31. Mai 2013 | von Klaus Jais

Eine ganze Reihe von neuen Übungsleitern beim TSV Nördlingen

Nicht nur in der Abteilungsführung beim TSV Nördlingen gibt es zur neuen Saison personelle Änderungen (wir berichteten), auch im Jugendbereich gibt es einige Wechsel vor allem im Trainerbereich.

Neuer U19-Trainer wird der frühere TSV-Spieler Heiko Förg, der bis vor wenigen Tagen noch bei seinem Heimatverein, dem Kreisligisten TSV Harburg spielte. Er wird unterstützt von Jürgen Erhardt, der sich bereits in der zurückliegenden Runde sehr für beide A-Junioren-Mannschaften engagiert hat.

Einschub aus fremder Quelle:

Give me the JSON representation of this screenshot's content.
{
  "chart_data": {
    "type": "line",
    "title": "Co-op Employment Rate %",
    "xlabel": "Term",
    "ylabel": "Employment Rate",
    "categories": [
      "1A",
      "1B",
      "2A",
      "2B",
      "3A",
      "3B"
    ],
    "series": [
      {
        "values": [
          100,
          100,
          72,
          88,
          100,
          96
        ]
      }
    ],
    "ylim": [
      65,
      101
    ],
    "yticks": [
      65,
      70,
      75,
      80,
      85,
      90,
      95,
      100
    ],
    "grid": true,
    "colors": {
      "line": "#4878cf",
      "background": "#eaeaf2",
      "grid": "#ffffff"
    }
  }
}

Apropos zwei U19-Mannschaften: Diese wird es in der nächsten Runde nicht mehr geben. „Nachdem der Aufstieg mit den A-Junioren seit Jahren nicht realisiert werden konnte, probieren wir es in der nächsten Saison mit einem Kader, der sich aus circa 20 Spielern beider Jahrgänge zusammensetzen wird. Es wird sehr leistungsbezogen gearbeitet werden“, erklärt Markus Klaus, der Jugendkoordinator beim TSV.